Пища дикарей - Страница 8
Нет, определённо студенчество меня испортило. Мишка-еврейчик называл это интеллигентской рефлексией. Он говорил: «Ах, чувство вины, чувство долга, ах, совесть! А жрать-то хочется! А переспать-то не с кем! А помыкнуть-то мы все не прочь! Ну, не все, не все, но ведь почти же все!» Мы смеялись его шуткам. А он не шутил. Наш маленький Ницше. Он рассказывал нам легенду о том, что где-то в мире есть такой человек, от которого зависят все войны. Служит боцманом на эсминце или водителем бронетранспортёра, а может — и генералом, это неважно. Главное чудо в том, что он — единственный, на ком держатся все войны. Вроде опорного шеста в квадратной палатке: убери его — и палатка рухнет. Но этому человечку нравится служить, даже воевать. И война его щадит, чтоб из-за него не исчезнуть. А уйти он должен только сам. Только при этом условии все армии разбегутся. Где он, кто он, как его найти, как уговорить? Одно отличие есть: он слывёт заговорённым. Вот как я. Но я ушла, а война — не кончилась. Жаль.

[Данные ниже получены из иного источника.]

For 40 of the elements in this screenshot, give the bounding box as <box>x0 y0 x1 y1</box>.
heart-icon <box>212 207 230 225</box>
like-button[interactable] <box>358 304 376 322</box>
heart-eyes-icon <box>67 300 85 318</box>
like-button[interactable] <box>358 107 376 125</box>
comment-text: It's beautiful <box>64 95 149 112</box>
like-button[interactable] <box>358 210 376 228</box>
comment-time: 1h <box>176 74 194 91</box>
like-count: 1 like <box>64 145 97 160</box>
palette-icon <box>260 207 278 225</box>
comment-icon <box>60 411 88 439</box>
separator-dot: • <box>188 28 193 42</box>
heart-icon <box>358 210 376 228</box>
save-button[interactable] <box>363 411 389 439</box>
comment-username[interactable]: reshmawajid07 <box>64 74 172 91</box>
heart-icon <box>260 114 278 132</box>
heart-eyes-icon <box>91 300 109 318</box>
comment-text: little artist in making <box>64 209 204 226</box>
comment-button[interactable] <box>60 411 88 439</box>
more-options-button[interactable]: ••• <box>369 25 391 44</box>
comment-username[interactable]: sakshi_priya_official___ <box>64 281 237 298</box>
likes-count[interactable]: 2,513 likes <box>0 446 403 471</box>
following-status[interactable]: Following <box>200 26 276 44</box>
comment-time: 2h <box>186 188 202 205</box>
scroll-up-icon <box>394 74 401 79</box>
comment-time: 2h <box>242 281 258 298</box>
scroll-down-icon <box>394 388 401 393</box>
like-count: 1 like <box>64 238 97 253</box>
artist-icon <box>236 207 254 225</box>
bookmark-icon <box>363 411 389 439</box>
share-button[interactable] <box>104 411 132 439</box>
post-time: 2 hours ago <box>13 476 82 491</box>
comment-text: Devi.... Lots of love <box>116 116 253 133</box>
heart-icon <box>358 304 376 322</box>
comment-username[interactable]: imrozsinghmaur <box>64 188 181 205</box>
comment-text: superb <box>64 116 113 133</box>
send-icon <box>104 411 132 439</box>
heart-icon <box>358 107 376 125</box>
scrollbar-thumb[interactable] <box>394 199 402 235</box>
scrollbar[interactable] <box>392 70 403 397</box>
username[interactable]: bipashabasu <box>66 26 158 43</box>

А от Ивана я не уйду. И не только из чувства вины. И не только из долга врача. Он сильный, к сильным привязываются. До сих пор его сила была направлена к самоликвидации. Как прыгающая мина, на которую уже наступили. Убери ногу — и мине конец, и тебе. Это я на него наступила. Я должна его разминировать. Иначе погибну сама, без всякой помощи суровых соплеменников. Стыд меня сгложет.
Вот так я думала и молчала. А он молчал и ждал рассказа о дружбе с предателем. Я ещё разок ругнула себя за болтливость и решила отделаться сказкой.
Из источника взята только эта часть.